Ensure you read food labels in terms of what fat is contained in the foods you eat and read food labels for the type of fat contained in a product and leave out those that have harmful fats.

Eat More Fibre

Eating more fibre provides lots of health benefits. Intake of high fibre as part of the cardiac diet reduces levels of bad cholesterol in the body, increasing the health of the heart, as well as lowering the risk of heart attacks. More fibre also helps digestion and lowers the incidence of constipation.

Women aged less than 50 ought to eat 25g of fibre each day, whilst those 50 ought to eat 21g of fibre on a daily basis.
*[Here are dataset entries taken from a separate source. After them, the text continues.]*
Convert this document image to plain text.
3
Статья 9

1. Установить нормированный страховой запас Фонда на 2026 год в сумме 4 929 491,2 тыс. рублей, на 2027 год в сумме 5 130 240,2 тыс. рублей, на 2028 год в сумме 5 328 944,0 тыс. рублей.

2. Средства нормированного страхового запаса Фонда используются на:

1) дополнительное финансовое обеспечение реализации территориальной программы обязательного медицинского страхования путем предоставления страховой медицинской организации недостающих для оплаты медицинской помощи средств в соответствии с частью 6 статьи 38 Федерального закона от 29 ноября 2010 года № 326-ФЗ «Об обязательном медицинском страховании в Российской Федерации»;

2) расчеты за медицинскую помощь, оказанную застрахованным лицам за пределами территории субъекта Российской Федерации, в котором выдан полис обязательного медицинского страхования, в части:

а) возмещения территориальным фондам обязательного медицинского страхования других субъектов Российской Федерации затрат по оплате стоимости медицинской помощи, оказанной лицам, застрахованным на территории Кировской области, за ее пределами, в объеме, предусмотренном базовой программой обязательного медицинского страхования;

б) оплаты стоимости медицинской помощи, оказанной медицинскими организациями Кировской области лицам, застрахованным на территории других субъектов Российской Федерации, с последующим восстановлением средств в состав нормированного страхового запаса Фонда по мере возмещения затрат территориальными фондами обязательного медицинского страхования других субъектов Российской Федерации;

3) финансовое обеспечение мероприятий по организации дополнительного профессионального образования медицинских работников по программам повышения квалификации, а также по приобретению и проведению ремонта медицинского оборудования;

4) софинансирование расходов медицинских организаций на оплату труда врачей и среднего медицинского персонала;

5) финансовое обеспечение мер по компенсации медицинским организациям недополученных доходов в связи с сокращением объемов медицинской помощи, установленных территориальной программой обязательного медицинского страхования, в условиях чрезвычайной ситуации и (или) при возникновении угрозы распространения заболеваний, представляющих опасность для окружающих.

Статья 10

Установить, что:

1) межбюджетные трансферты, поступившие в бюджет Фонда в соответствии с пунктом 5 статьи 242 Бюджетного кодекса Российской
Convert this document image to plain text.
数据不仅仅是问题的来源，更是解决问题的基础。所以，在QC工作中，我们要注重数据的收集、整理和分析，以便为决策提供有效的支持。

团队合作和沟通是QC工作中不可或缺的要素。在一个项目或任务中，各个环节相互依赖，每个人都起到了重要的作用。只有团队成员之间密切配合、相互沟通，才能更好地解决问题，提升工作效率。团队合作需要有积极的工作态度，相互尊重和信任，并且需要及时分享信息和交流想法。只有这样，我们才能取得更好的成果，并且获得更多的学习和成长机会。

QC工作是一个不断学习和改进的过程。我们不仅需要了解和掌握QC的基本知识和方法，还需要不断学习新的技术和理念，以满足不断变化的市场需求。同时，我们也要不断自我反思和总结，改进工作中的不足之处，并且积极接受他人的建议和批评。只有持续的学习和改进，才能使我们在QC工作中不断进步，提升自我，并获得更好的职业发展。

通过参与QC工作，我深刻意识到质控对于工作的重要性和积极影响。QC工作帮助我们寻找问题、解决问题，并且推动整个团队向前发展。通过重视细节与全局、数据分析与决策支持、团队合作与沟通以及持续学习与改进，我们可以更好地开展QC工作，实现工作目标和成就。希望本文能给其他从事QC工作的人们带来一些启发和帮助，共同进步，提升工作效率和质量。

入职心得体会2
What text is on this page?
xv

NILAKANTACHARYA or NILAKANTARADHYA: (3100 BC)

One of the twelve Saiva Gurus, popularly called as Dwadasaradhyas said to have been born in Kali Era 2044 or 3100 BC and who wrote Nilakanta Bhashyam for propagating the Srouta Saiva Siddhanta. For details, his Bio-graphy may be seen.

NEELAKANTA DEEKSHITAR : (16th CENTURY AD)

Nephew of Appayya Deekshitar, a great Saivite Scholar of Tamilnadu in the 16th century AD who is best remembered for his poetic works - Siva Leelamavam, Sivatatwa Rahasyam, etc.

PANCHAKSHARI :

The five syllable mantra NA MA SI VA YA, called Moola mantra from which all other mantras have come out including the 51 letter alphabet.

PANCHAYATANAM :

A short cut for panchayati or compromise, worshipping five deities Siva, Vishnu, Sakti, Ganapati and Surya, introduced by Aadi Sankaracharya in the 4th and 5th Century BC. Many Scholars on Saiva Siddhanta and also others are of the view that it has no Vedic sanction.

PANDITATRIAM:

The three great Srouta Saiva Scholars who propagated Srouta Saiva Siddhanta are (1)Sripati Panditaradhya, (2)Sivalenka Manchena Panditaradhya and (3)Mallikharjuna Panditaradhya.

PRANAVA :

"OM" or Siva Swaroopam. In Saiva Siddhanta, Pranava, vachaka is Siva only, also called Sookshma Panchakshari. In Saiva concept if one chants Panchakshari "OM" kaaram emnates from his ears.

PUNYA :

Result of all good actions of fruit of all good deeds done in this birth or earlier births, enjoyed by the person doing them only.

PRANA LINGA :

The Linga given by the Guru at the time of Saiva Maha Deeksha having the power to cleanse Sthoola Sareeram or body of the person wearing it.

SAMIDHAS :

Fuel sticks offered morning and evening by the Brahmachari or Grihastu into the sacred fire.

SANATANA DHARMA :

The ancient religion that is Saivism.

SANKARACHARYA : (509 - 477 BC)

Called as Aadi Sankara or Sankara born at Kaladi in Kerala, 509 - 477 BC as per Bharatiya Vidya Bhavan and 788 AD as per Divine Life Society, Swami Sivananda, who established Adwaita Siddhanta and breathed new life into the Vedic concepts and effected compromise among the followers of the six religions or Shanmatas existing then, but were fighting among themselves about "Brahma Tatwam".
Men aged less than 50 ought to eat 38g of fibre a day and men over 50 ought to consume 30g of fibre on a daily basis.

Fibre is to be found in lots of foods:

  • Whole grains
  • Fruit and vegetables
  • Legumes
  • Seeds and nuts

Healthy Eating Habits

Apart from a healthy eating cardiac diet plan, there are extra things that you can do to maintain a healthy heart.

  • You can enhance the effectiveness of this diet’s basic principles by not adding additional salt to foods, cooking with healthier oils like olive oil, and controling your portions to lower caloric intake for weight loss and weight management.
  • It is important to get enough exercise to maintain strong heart muscles and to reduce your body’s cholesterol levels. 30 minutes of moderate exercise three times a week is normally adequate for a healthy heart
  • It is important to avoid stress and build coping skills which help you relax when you cannot avoid stress. Being tense is not healthy for your heart. Relaxation is crucial for maintaining good cardiac health

Talk to Your GP

Should you have any concerns about your cardiac health, refer to your GP prior to commencing a diet and exercise regime. A GP can assist you by providing insight as to your overall health and fitness levels and best guide you in your approach with regard to your specific situation.